Student Loans

A Look at Student Loans Through History

The United States Federal Reserve reports 44.2 million Americans bear the burden of student loan debt.

Co-researchers Robert Cloud, education professor at Baylor University, and Richard Fossey,  education professor at University of Louisiana – Lafayette, estimate that 20 million of those Americans will never be able to pay back their loans.

Fossey said eight million people have formally defaulted, meaning they’ve failed to make payments on their loans for over nine months. Two or three million are delinquent, having missed payments but not enough to default. Over six million are on income-based repayment plans that won’t actually pay back the loan.

 

 

“The vast majority of the people who are on those plans are making payments so low that the interest in accruing,” Fossey said. “In other words, their debt gets largest every month … and at the end of the 25 years, their debt is forgiven, but they haven’t paid any of it off.”

Speculation behind student loan popularity — and thus student debt — goes back a few decades. In 1958, Congress enacted the National Defense Education Act in response to increasing tensions with the Soviet Union, providing funding for national education and offering loans to college students.

A subset of the act, the National Defense Student Loan Program, later called the Perkins Loan Program, was the first of its kind. In 1965, Congress enacted the Guaranteed Student Loan Program, later renamed as the Stafford Loan Program, under the Higher Education Act.

While these programs provided help for the poorest students, they did little to help the middle-class students who could not demonstrate extraordinary financial need. In response to pressure from middle-class families, Congress softened the requirements and essentially made every citizen eligible for federal student loans.

“Now, it’s probably too easy to get a student loan in some situations,” Cloud said. “So you have 18-, 19-, 20-year-old students who are a little bit naive borrow more money than they can pay back or more money than they need, and then that exacerbates the problem with the loan burden.”

Cloud said the issue of student loan debt falls on every American, even those without loans.

“I think the federal student loan program is one of the best things that Americans have ever done for each other in the history of our country,” Cloud said. “It’s a wonderful effort on the part of the American people to reach out and help each other do better.”

The problem, he said, is making sure the program stays solvent.
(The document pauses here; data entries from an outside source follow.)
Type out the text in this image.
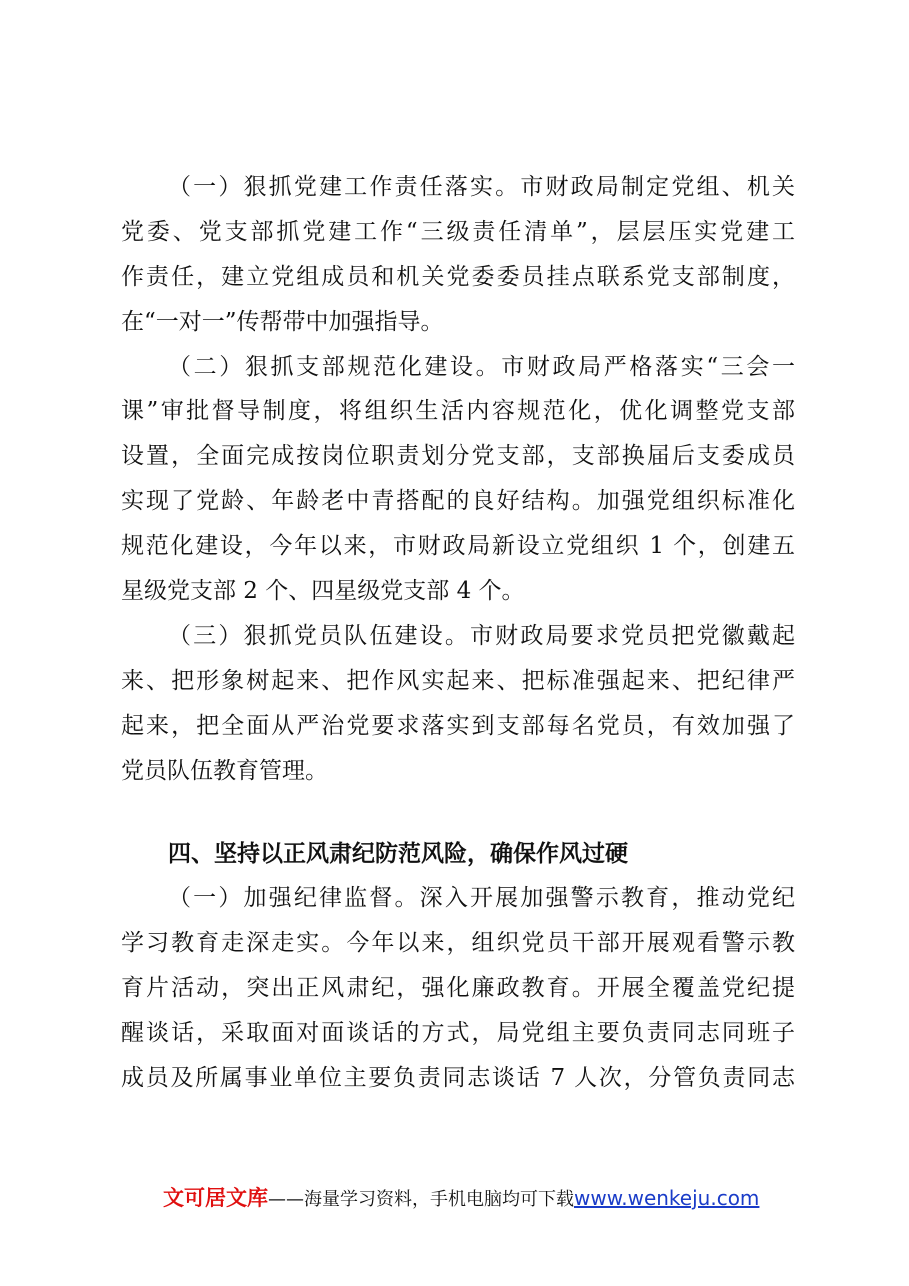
（一）狠抓党建工作责任落实。市财政局制定党组、机关
党委、党支部抓党建工作“三级责任清单”，层层压实党建工
作责任，建立党组成员和机关党委委员挂点联系党支部制度，
在“一对一”传帮带中加强指导。
（二）狠抓支部规范化建设。市财政局严格落实“三会一
课”审批督导制度，将组织生活内容规范化，优化调整党支部
设置，全面完成按岗位职责划分党支部，支部换届后支委成员
实现了党龄、年龄老中青搭配的良好结构。加强党组织标准化
规范化建设，今年以来，市财政局新设立党组织 1 个，创建五
星级党支部 2 个、四星级党支部 4 个。
（三）狠抓党员队伍建设。市财政局要求党员把党徽戴起
来、把形象树起来、把作风实起来、把标准强起来、把纪律严
起来，把全面从严治党要求落实到支部每名党员，有效加强了
党员队伍教育管理。
四、坚持以正风肃纪防范风险，确保作风过硬
（一）加强纪律监督。深入开展加强警示教育，推动党纪
学习教育走深走实。今年以来，组织党员干部开展观看警示教
育片活动，突出正风肃纪，强化廉政教育。开展全覆盖党纪提
醒谈话，采取面对面谈话的方式，局党组主要负责同志同班子
成员及所属事业单位主要负责同志谈话 7 人次，分管负责同志
文可居文库 ——海量学习资料，手机电脑均可下载 www.wenkeju.com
At this rate, he said it doesn’t look good, with colleges rapidly increasing tuition costs and using students’ reliance on loans as a fallback.

The Bureau of Labor Statistics reports the rate of college tuition inflation was 5.46 percent each year between 1979 and 2017 — over two percent more than the average rate of inflation, which rests at 3.22 percent.

Paying back student loans hasn’t always been a 25-year or lifelong ordeal. Up until the 1980s, individuals could discharge their student loans and file for bankruptcy after five years. In 1990, the timeframe extended to seven years.

In 1998, these rules changed.

“Congress was on the defensive about the increasing default rates,” Cloud said. “It was almost impossible to default, and you had to prove what we call undue hardship.”

The debtor must show that he cannot maintain a normal standard of living and pay off the debt, show that his situation will not change over the life of the loans, and prove that he tried to act upon the loans in good faith.

“Congress put these restrictions on bankruptcy relief on the belief that student debtors were gaming the system, that they were going to college, getting an education that would advance their careers and their income, and then just going into bankruptcy court right after graduating and discharging the debt,” Fossey said. “There’s no evidence to show that the courts were being abused. That just wasn’t right.”

Fossey said trying to default on student loans makes going to bankruptcy court a nightmare, especially when going against Education Credit Management Corporation, a non-profit loan monitor that has faced criticism for its tactics, or other borrowing agencies.

“These people are broke who go into bankruptcy court, without an attorney, and ECMC and others are well-funded, so they have plenty of money for attorneys, and their attorney fees are reimbursed by the government so they will litigate for years,” Fossey said.

Fossey and Cloud both agree that laws must change on the federal level to ease student loan debt, but until then, students and colleges should take proactive measures to decrease it.

“I’ve served at five postsecondary institutions the past few years, and none of us did a good job of advising our student borrowers to be careful,” Cloud said. “Students shouldn’t borrow any more than they absolutely need to go to college. You see, and if we can start improving there that will help a lot.”

On the state level, the Ohio Department of Higher Education’s GEAR UP program motivates low-income high school students to apply to college and provides additional financial help.

Director Carlos Bing said that scholarships range from $200-$1000 a semester, and while they don’t cover the full cost of tuition, he said they can help.

“We would like to do more actively, if there were more dollars available, pay the full-ride,” he said. “But we do believe that providing that additional funding is a great way to incentivise students to go to school.”

To lessen debt, Bing recommends attending a 2-year school and then transferring to a larger institution, maximizing the scholarships and financial aid available, and considering a lower-cost college even if it isn’t a student’s first choice.